They were an original band by week and a cover band on the weekends. Welcome to the life of thousands of bands chasing their dreams on the highways of America. I saw the clubs from the stage, from the soundboard and from everywhere in between. The early years on the road meant you were doing the jobs of 10 for, hopefully, the pay of one. The one job I didn’t mind having was driver. The toughest thing to find was a good co-pilot, someone who can stay awake, engage in conversation and make sure the driver stays awake.
I had co-pilots with night terrors, sleep talkers and instant sleepers. My favorite co-pilot was a drummer with a vivid imagination when he was tired. He would see the road as his computer screen and move an imaginary mouse around, he would break out laughing because The Simpsons were floating around and he would answer questions that nobody asked. His greatest moment was at a truck stop somewhere between Cleveland and Detroit.
It was about six in the morning and I pulled over to fill the tank and get some coffee. Everyone piled out of the van and took advantage of the break to go to the bathroom, get something to eat or to simply stretch their legs.
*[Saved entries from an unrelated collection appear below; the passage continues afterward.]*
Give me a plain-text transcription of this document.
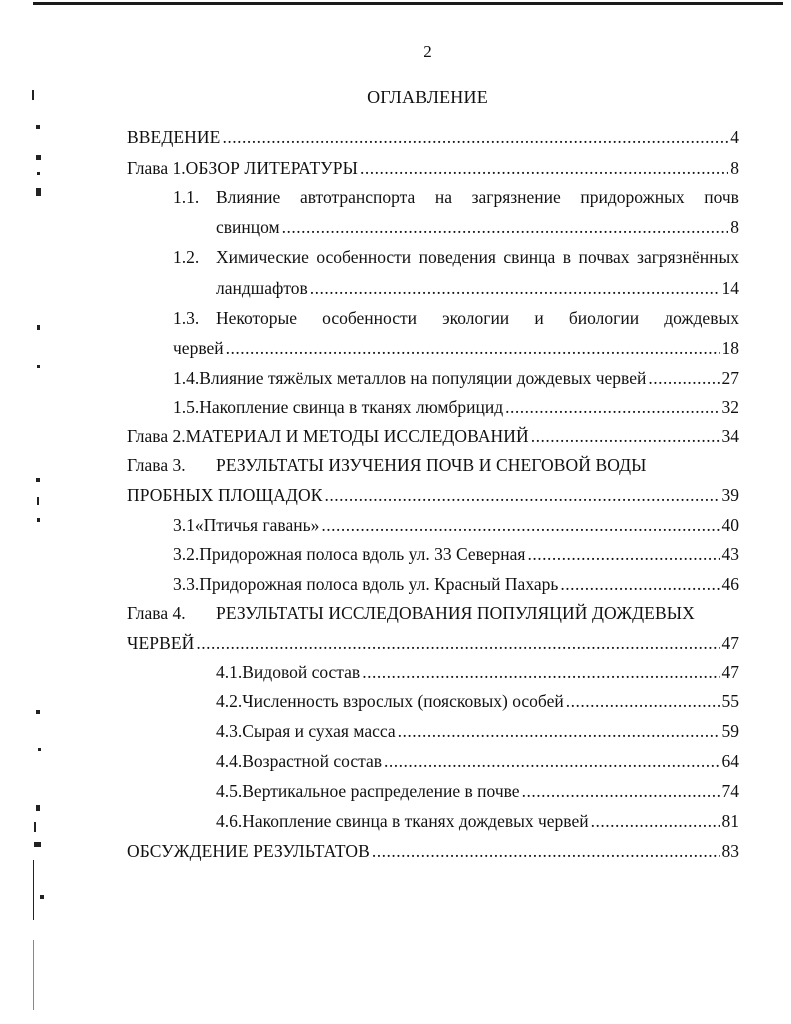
2
ОГЛАВЛЕНИЕ
ВВЕДЕНИЕ .....	4
Глава 1. ОБЗОР ЛИТЕРАТУРЫ .....	8
1.1. Влияние автотранспорта на загрязнение придорожных почв
свинцом .....	8
1.2. Химические особенности поведения свинца в почвах загрязнённых
ландшафтов .....	14
1.3. Некоторые особенности экологии и биологии дождевых
червей .....	18
1.4. Влияние тяжёлых металлов на популяции дождевых червей .....	27
1.5. Накопление свинца в тканях люмбрицид .....	32
Глава 2. МАТЕРИАЛ И МЕТОДЫ ИССЛЕДОВАНИЙ .....	34
Глава 3.	РЕЗУЛЬТАТЫ ИЗУЧЕНИЯ ПОЧВ И СНЕГОВОЙ ВОДЫ
ПРОБНЫХ ПЛОЩАДОК .....	39
3.1 «Птичья гавань» .....	40
3.2. Придорожная полоса вдоль ул. 33 Северная .....	43
3.3. Придорожная полоса вдоль ул. Красный Пахарь .....	46
Глава 4.	РЕЗУЛЬТАТЫ ИССЛЕДОВАНИЯ ПОПУЛЯЦИЙ ДОЖДЕВЫХ
ЧЕРВЕЙ .....	47
4.1. Видовой состав .....	47
4.2. Численность взрослых (поясковых) особей .....	55
4.3. Сырая и сухая масса .....	59
4.4. Возрастной состав .....	64
4.5. Вертикальное распределение в почве .....	74
4.6. Накопление свинца в тканях дождевых червей .....	81
ОБСУЖДЕНИЕ РЕЗУЛЬТАТОВ .....	83
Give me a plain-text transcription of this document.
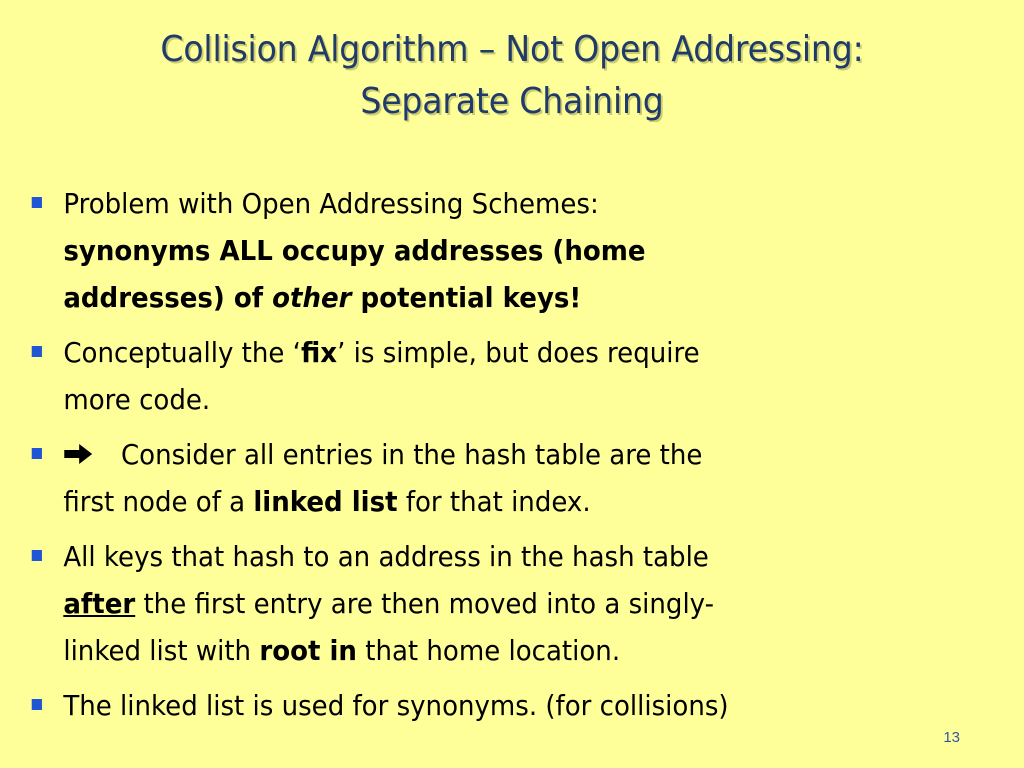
Collision Algorithm – Not Open Addressing:
Separate Chaining
Problem with Open Addressing Schemes:
synonyms ALL occupy addresses (home
addresses) of other potential keys!
Conceptually the ‘fix’ is simple, but does require
more code.
Consider all entries in the hash table are the
first node of a linked list for that index.
All keys that hash to an address in the hash table
after the first entry are then moved into a singly-
linked list with root in that home location.
The linked list is used for synonyms. (for collisions)
13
My drummer co-pilot joined me at a table and had a serious look on his face. It looked like he had a secret to share and didn’t know how to bring it up. He kept looking around and really seemed like he was worried he was losing his mind.
“I have to get some sleep, I am seeing things” were the first words he managed. “There are Aberlam Hinkums everywhere and I know they can’t be real. My mind thinks I went back in time, cars are turning into horses and I can’t make it stop.”
I told him he was fine, they are Amish. “Amish, what the hell are you talking about? Now even words don’t make sense to me!” I couldn’t hold it in, I broke out laughing that tired laugh that drains all the energy out of your body and is almost impossible to stop. I explained what the Amish were and why we were seeing them. I pointed to the horse parking signs and told him that I see them too. He was having none of it. He was convinced he was seeing Aberlam Hinkum. Wait a minute, Aberlam Hinkum? How did I let that one slip? I asked him to repeat the name and he said it again. Aberlam Hinkum. Wow.
We were an hour away from our destination and I told him to switch places with the singer and get some rest. He was asleep within minutes of us hitting the road again and I was stuck with another co-pilot who couldn’t keep his eyes open for more than a few miles. Save me, Aberlam Hinkum!